Michelle Geoffrion-Mahler

Porcelain Crack tip
If you are experimenting with attaching porcelain arms/legs right to a porcelain body (in greenware stage) and after firing, it cracks just a little...try rubbing a bit of Sculpey III into cracks and baking. The cracks all but disappear making the doll useable.**NOTE** this is using Seeley's French Bisque porcelain and the beige Sculpey III.
Dana

Porcelain - Broken
A thin line or drop of Zap-a-Gap (super glue) takes care of it quickly. Just a little bit, you don't want it to ooze out but enough to cover the whole surface of the break.

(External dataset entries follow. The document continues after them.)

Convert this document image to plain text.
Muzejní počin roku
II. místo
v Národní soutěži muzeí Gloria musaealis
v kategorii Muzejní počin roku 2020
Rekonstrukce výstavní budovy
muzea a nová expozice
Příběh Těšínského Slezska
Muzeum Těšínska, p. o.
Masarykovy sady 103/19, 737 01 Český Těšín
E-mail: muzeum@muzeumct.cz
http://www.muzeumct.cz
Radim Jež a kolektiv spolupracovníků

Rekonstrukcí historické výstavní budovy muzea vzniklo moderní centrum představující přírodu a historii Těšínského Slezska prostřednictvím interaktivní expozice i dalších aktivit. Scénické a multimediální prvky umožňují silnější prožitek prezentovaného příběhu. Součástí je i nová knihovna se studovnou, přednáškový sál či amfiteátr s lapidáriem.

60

Set aside to dry (if it's a curved arm prop it up on a tissue) and it's good as  new! I only buy porcelain kits myself (have no talent or resources to make my own porcelain, I can only make dolls myself from polymer clay) so saving broken ones is very necessary. Reeni

Small Kilns
There is a company called Aim. They have the size kiln you are looking for.  There's is the first one I bought. This one will fire to porcelain as well as paint fire and soft fire. This one is not too small. But, it is no where as big as the others. The real small ones, are used mostly for quick firing.  You can probably look them up on the internet. I hope this helps.